Do you have an idea for a great collaboration that will advance your NIGMS-funded research project? If your current award has active funding through at least July 31, 2012, you may be eligible to jump-start your idea with an administrative supplement for collaborative science. The next submission deadline is January 15, 2011.
To be sure that your project is appropriate for this program, please review the funding opportunity announcement. You should also discuss the project idea with your NIGMS program director before preparing an application. For general questions about the program, contact me at email@example.com or Marion Zatz at firstname.lastname@example.org.
NIGMS has just issued a call for Program Projects for Collaborative Research on the Basic Biology of Pluripotency and Reprogramming (P01), with an emphasis on human induced pluripotent stem (iPS) cells. We are particularly interested in studies that propose comprehensive analyses of the basic biology of pluripotency, the molecular events and mechanisms of reprogramming, and the epigenetics and epigenomics of the pluripotent and reprogrammed states.
These applications have special requirements, so please read the announcement carefully. Letters of intent are due on November 1, and applications are due on December 1.
If your research involves stem cells but isn’t appropriate for this announcement, you may submit an investigator-initiated R01 application that addresses the basic biology of stem cells and/or uses these cells as model systems to study fundamental life processes.
You may contact me at email@example.com or Marion Zatz at firstname.lastname@example.org with questions about this new opportunity or about NIGMS support for stem cell research.
NIGMS has just re-announced the Dynamics of Host-Associated Microbial Communities (R01) funding opportunity. Microbes make up the vast majority of our bodies’ cells, and this program supports projects that aim to dissect these complex communities and their roles within a host.
We are particularly interested in applications that propose:
- Genetic, physiological and ecological research on mixed microbial communities, their internal dynamics and how they relate to those of the host; and
- Studies on other experimental models that could make breakthrough contributions to understanding the formation and dynamics of host-microbe symbiotic systems.
We encourage interdisciplinary approaches, including bioinformatics/computational/modeling and/or experimental manipulations to investigate host-associated microbial community ecology.
You may apply for up to $250,000 (direct costs) per year (plus up to $100,000 for exceptional equipment in the first year). Most awards will be for 4 years. Letters of intent are due on December 14, 2010, and applications are due on January 14, 2011.
For more details about the program, see the funding opportunity announcement or contact me at 301-594-3900 or email@example.com.
NIH has rescinded the earlier notice regarding the status of applications and grants involving human embryonic stem cells.
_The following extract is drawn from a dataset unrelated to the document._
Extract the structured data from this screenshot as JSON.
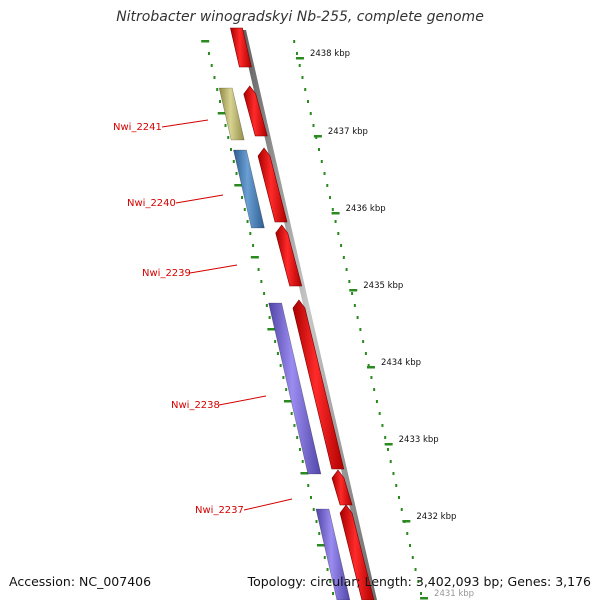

The new notice states that the receipt, processing, review and awarding of NIH applications and proposals involving human embryonic stem cells will continue. It goes on to list the following actions:
- The suspension of further NIH activity to implement, apply or act pursuant to the NIH Guidelines is hereby lifted.
- The suspension of the issuance of all pending competing, and noncompeting continuation hESC awards and contracts approved for funding is hereby lifted.
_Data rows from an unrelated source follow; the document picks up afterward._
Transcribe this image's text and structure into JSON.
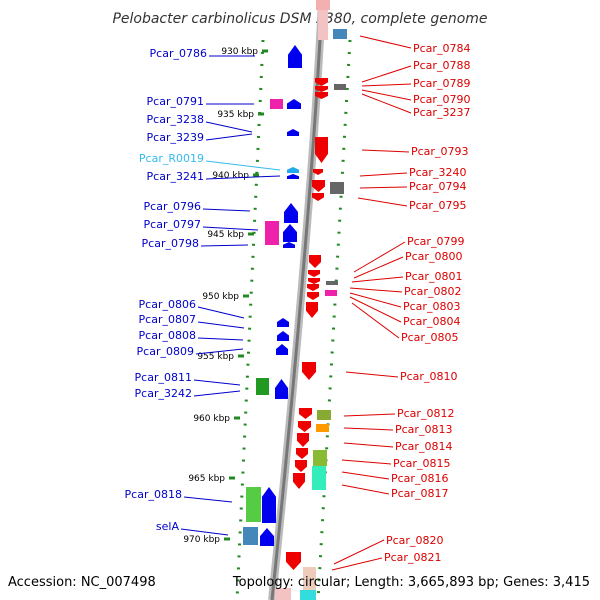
{
  "title": "Pelobacter carbinolicus DSM 2380, complete genome",
  "footer": {
    "accession": "Accession: NC_007498",
    "topology": "Topology: circular; Length: 3,665,893 bp; Genes: 3,415"
  },
  "colors": {
    "forward_gene": "#0000ee",
    "reverse_gene": "#ee0000",
    "left_label": "#0000cc",
    "right_label": "#dd0000",
    "rna_label": "#33bbee",
    "tick": "#228822",
    "backbone": "#888888"
  },
  "kbp_ticks": [
    "930 kbp",
    "935 kbp",
    "940 kbp",
    "945 kbp",
    "950 kbp",
    "955 kbp",
    "960 kbp",
    "965 kbp",
    "970 kbp"
  ],
  "left_labels": [
    "Pcar_0786",
    "Pcar_0791",
    "Pcar_3238",
    "Pcar_3239",
    "Pcar_R0019",
    "Pcar_3241",
    "Pcar_0796",
    "Pcar_0797",
    "Pcar_0798",
    "Pcar_0806",
    "Pcar_0807",
    "Pcar_0808",
    "Pcar_0809",
    "Pcar_0811",
    "Pcar_3242",
    "Pcar_0818",
    "selA"
  ],
  "right_labels": [
    "Pcar_0784",
    "Pcar_0788",
    "Pcar_0789",
    "Pcar_0790",
    "Pcar_3237",
    "Pcar_0793",
    "Pcar_3240",
    "Pcar_0794",
    "Pcar_0795",
    "Pcar_0799",
    "Pcar_0800",
    "Pcar_0801",
    "Pcar_0802",
    "Pcar_0803",
    "Pcar_0804",
    "Pcar_0805",
    "Pcar_0810",
    "Pcar_0812",
    "Pcar_0813",
    "Pcar_0814",
    "Pcar_0815",
    "Pcar_0816",
    "Pcar_0817",
    "Pcar_0820",
    "Pcar_0821"
  ]
}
- The suspension of the peer review of all pending competing hESC applications and proposals is hereby lifted.
- The NIH Human Embryonic Stem Cell Registry will resume accepting submissions of information about hESC lines for the purpose of establishing eligibility for funding under the NIH Guidelines. The NIH review of hESC lines for inclusion on the Registry under the NIH Guidelines will also resume.
In keeping with the Institute’s long-standing interest in training and its strong commitment to fostering a diverse scientific workforce, we have just re-announced our Modeling the Scientific Workforce (U01) program.
This program provides support for developing computational models of the scientific workforce in the United States. It takes a systems-based approach to understanding the underlying dynamics that produce successful scientists, examining strategies for increasing the diversity of the scientific workforce, identifying research questions and guiding data collection and analysis. The models will help inform our program development, management and evaluation.
We are particularly interested in models of the academic scientific workforce, but applicants should also consider industry and the government. We strongly encourage collaboration among scientists who are experts in simulation modeling, large-scale educational data sets, national policy and program development and other appropriate areas.
Letters of intent are due on October 4, 2010, and applications are due on November 4, 2010.
For additional information about the program, see the funding opportunity announcement or contact me at 301-594-3900 or firstname.lastname@example.org.
NIH has issued a notice describing the status of applications and grants that propose research using human embryonic stem cells (hESC). Among its points are:
- Any further NIH activity to implement, apply or act pursuant to the NIH Guidelines is hereby suspended until further notice.
- Issuance of all pending competing, and noncompeting continuation hESC awards and contracts is suspended until further notice.
- The peer review of all pending competing hESC applications and proposals is suspended until further notice.
Grants affected include all types of research and training. We expect more guidance soon and will let you know when it’s posted.